出版不況は1990年代末から言われるようになり、1997年以降出版産業の市場規模は年々縮小している。全般的な原因としては、(1)インターネットや携帯電話の普及などによる「活字離れ」(読書離れ)、(2)余暇時間の過ごし方の多様化(娯楽の多様化)、(3)少子化、直接的な原因としては(1)競合市場の出現、(2)出版流通システムの問題があげられています。
競合市場としてはインターネット、新古書店、漫画喫茶等の二次流通市場、携帯電話、電子辞書、図書館をあげています。出版流通システムの問題としては、システムが次のような負のスパイラルに陥っているとの意見があるそうです。(図はクリック拡大)

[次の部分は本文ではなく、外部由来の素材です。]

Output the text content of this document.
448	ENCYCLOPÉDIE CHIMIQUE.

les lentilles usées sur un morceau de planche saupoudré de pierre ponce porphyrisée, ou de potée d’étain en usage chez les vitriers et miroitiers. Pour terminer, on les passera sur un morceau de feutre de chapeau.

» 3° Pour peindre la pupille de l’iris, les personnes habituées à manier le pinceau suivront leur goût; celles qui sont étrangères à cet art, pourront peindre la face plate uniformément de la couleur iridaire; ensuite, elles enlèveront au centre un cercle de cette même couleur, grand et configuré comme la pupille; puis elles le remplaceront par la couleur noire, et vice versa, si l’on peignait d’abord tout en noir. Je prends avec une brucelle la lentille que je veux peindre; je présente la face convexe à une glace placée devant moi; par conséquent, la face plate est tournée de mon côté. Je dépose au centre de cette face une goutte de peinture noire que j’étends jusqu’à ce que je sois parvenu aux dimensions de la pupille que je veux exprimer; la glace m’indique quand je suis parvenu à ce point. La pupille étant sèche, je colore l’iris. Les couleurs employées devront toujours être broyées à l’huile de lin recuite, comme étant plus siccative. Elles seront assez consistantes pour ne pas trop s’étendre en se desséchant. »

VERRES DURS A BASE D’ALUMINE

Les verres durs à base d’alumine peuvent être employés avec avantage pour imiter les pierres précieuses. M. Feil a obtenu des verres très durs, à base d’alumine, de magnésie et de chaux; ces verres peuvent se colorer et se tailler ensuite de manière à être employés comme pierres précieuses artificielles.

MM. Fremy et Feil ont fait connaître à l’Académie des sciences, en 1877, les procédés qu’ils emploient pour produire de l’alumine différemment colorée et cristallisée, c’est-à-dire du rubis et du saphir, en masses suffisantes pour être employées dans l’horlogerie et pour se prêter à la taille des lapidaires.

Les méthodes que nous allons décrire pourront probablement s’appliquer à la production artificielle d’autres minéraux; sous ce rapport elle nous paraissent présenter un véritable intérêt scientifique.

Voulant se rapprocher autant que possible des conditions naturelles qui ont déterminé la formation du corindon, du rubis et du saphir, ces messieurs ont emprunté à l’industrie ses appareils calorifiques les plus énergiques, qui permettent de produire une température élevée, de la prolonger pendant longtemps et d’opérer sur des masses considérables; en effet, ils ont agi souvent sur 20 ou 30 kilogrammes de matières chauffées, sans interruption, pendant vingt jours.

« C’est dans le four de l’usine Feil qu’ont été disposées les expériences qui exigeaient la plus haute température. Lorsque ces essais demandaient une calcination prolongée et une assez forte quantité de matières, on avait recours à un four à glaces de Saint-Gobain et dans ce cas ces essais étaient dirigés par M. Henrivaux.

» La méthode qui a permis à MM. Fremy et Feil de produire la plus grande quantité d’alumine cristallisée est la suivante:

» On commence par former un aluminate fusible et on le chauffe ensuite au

また、数は見込めないが常に一定の需要がある優良図書が置かれるべきスペースを増大する一方の新刊本が奪い、出版社も書店も新刊本の販売を優先し、質の高い書籍が人目に触れず、それが結果的には活字離れを助長していると指摘する声もあるそうです。この他、客注が遅いなど顧客サービスが悪いことも指摘されているということです。

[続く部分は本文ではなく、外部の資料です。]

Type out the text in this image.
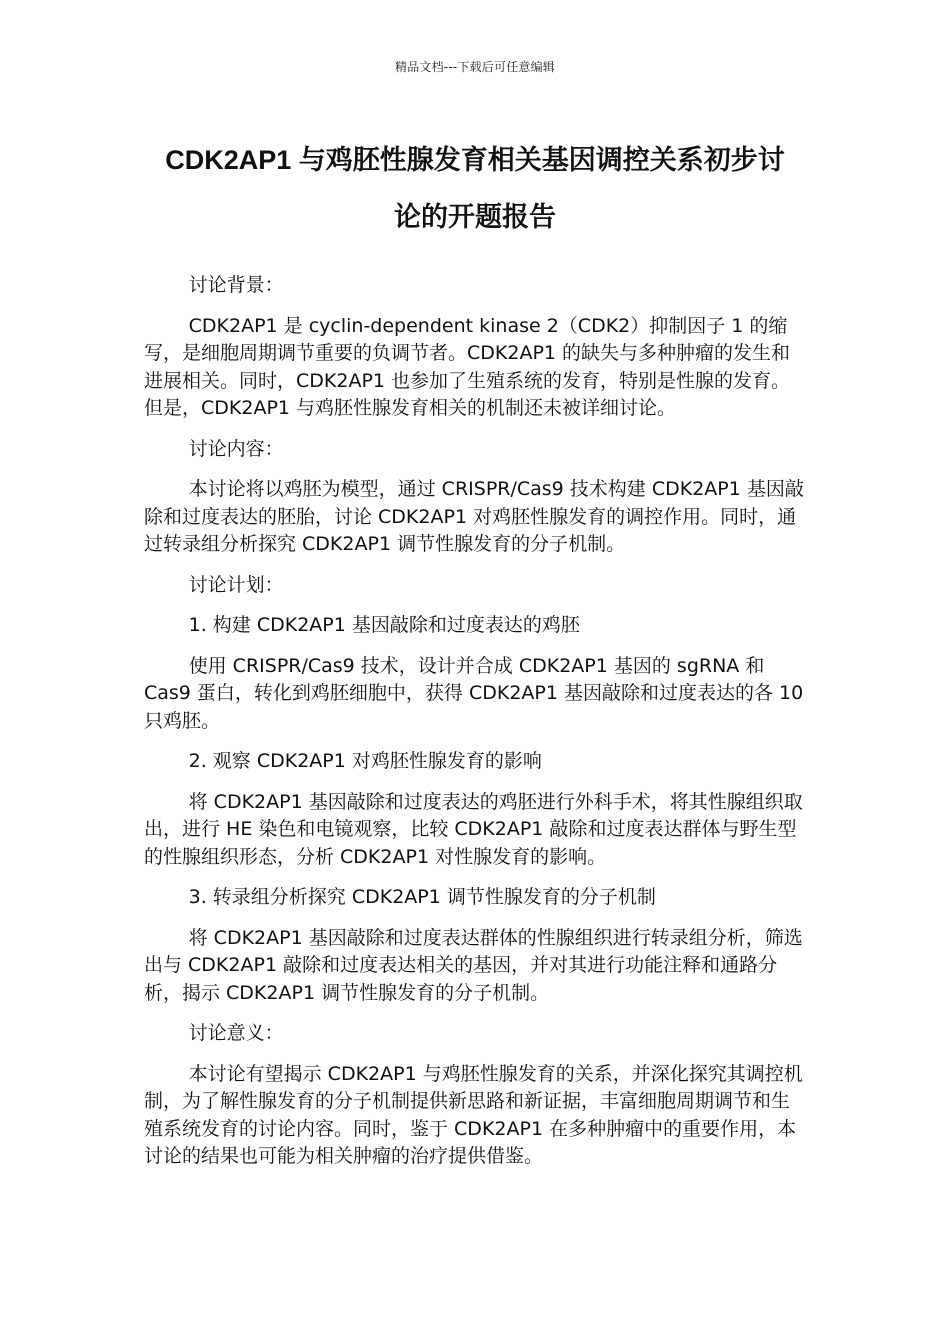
精品文档---下载后可任意编辑
CDK2AP1 与鸡胚性腺发育相关基因调控关系初步讨
论的开题报告

讨论背景：

CDK2AP1 是 cyclin-dependent kinase 2（CDK2）抑制因子 1 的缩写，是细胞周期调节重要的负调节者。CDK2AP1 的缺失与多种肿瘤的发生和进展相关。同时，CDK2AP1 也参加了生殖系统的发育，特别是性腺的发育。但是，CDK2AP1 与鸡胚性腺发育相关的机制还未被详细讨论。

讨论内容：

本讨论将以鸡胚为模型，通过 CRISPR/Cas9 技术构建 CDK2AP1 基因敲除和过度表达的胚胎，讨论 CDK2AP1 对鸡胚性腺发育的调控作用。同时，通过转录组分析探究 CDK2AP1 调节性腺发育的分子机制。

讨论计划：

1. 构建 CDK2AP1 基因敲除和过度表达的鸡胚

使用 CRISPR/Cas9 技术，设计并合成 CDK2AP1 基因的 sgRNA 和 Cas9 蛋白，转化到鸡胚细胞中，获得 CDK2AP1 基因敲除和过度表达的各 10 只鸡胚。

2. 观察 CDK2AP1 对鸡胚性腺发育的影响

将 CDK2AP1 基因敲除和过度表达的鸡胚进行外科手术，将其性腺组织取出，进行 HE 染色和电镜观察，比较 CDK2AP1 敲除和过度表达群体与野生型的性腺组织形态，分析 CDK2AP1 对性腺发育的影响。

3. 转录组分析探究 CDK2AP1 调节性腺发育的分子机制

将 CDK2AP1 基因敲除和过度表达群体的性腺组织进行转录组分析，筛选出与 CDK2AP1 敲除和过度表达相关的基因，并对其进行功能注释和通路分析，揭示 CDK2AP1 调节性腺发育的分子机制。

讨论意义：

本讨论有望揭示 CDK2AP1 与鸡胚性腺发育的关系，并深化探究其调控机制，为了解性腺发育的分子机制提供新思路和新证据，丰富细胞周期调节和生殖系统发育的讨论内容。同时，鉴于 CDK2AP1 在多种肿瘤中的重要作用，本讨论的结果也可能为相关肿瘤的治疗提供借鉴。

二次流通市場対策として、レンタルブックについては、2005年に書籍・雑誌に貸与権が付与されたことに伴い、業者が著作権者に使用料を払うことで決着。マンガ喫茶については、貸与ではなく展示にあたるため貸与権の適用はないが、著作権者と業者との間で自主的な話し合いが持たれ、2003年に使用料の交渉を始めるとの暫定合意がなされた。また、公共図書館におけるベストセラーの複本購入問題について、2004年に日本図書館協会が調査報告を公表し、指摘されたような実態はほとんど無かったことが判明しているそうです。